Un sogno chiamato Libano

Dalla terra dei cedri, dove si trova per un progetto della sua fondazione, l'autrice descrive una situazione che preoccupa i giovani libanesi, che cercano un futuro prospero ma non riescono a trovarlo nella loro terra.

1° giugno 2021-Tempo di lettura: 2 minuti

Foto: Beirut. ©Charbel Karam

Una soluzione per il Medio Oriente potrebbe essere questa: aspettare che se ne vadano i giovani, che sono già in attesa, pronti a partire, e lasciare che gli ultimi vecchi pieni di odio si estinguano facendosi la guerra tra loro. Questo è uno dei tanti pensieri paradossali che vengono in mente quando ci si ferma per un attimo ad ascoltare loro, giovani tra i venti e i trent'anni, che raccontano le loro storie intorno a un tavolo di legno nella Bekaa, la regione di Libano confinante con la Siria a est. 

Attualmente lavorano come personale del ONG AVSII più vulnerabili, in particolare i bambini rifugiati siriani e le loro famiglie, vengono assistiti. Ascoltateli e misurate fino a che punto qui, nei giorni del rinnovato conflitto israelo-palestinese, la pandemia è arrivata per sferrare solo l'ultimo di una serie di colpi mortali. Mentre altrove i media documentano una lenta ma costante uscita dalle grinfie del COVID e gli economisti annunciano una notevole ripresa del PIL, qui in Libano i giovani citano i loro genitori e i loro nonni come testimoni del fatto che mai prima d'ora la situazione era stata così impossibile, senza una via d'uscita visibile, nemmeno durante la guerra civile.

Che ci siano più libanesi fuori che dentro il Libano è risaputo ed è una vecchia storia. Ma questa volta la misura è colma, è il volo di chi ha ridotto in cenere il passato e sta giocando con il proprio futuro. "Il mio sogno non è quello di partire. Il mio sogno è il Libano, ma è il Libano che non ha spazio e possibilità per me" - spiega Zenab - "Se è difficile trovare un modo per ricominciare altrove, qui è impossibile". "Sto aspettando la risposta per fare un dottorato in Ungheria" - dice Laura - "Appena arriverà ci andrò e spero che sia una porta d'ingresso per un lavoro lì. Sembrano accoglienti.

"Qui tutto è così mutevole, così fragile", osserva Laura, "che rinunciamo persino all'impegno: come può una persona rischiare di legarsi a qualcuno che poi potrebbe andarsene o che non avrà mai un lavoro e i mezzi per mettere su casa?". 

La storia della seconda metà del XX secolo in Libano è stata così divisiva che chi ha scritto i programmi scolastici ha sempre preferito lasciarla nell'ombra, favorendo l'ignoranza e il disinteresse.

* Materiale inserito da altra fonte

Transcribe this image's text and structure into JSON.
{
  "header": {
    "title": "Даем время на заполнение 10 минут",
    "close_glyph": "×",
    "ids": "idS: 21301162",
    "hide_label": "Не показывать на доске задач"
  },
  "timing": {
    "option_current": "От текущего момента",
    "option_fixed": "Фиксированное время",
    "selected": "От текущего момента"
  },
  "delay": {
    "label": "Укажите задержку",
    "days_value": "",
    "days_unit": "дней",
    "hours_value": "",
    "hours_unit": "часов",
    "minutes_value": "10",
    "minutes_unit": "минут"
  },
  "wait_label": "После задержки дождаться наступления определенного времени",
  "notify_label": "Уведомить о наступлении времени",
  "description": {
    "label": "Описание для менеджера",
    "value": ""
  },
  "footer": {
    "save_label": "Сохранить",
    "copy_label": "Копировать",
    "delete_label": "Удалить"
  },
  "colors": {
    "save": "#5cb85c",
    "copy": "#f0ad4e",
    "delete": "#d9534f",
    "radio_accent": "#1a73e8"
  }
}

I giovani vogliono andarsene, fuggire da un contesto che taglia loro le gambe e restringe i loro orizzonti. Meglio emigrare prima che divori anche ciò che resta della voglia di riscatto. "Il nostro è un Paese in attesa, che aspetta" - Philippe è realista - "Ma non possiamo più aspettare".

L'autoreMaria Laura Conte

Laurea in Lettere classiche e dottorato in Sociologia della comunicazione. Direttore della Comunicazione della Fondazione AVSI, con sede a Milano, dedicata alla cooperazione allo sviluppo e agli aiuti umanitari nel mondo. Ha ricevuto diversi premi per la sua attività giornalistica.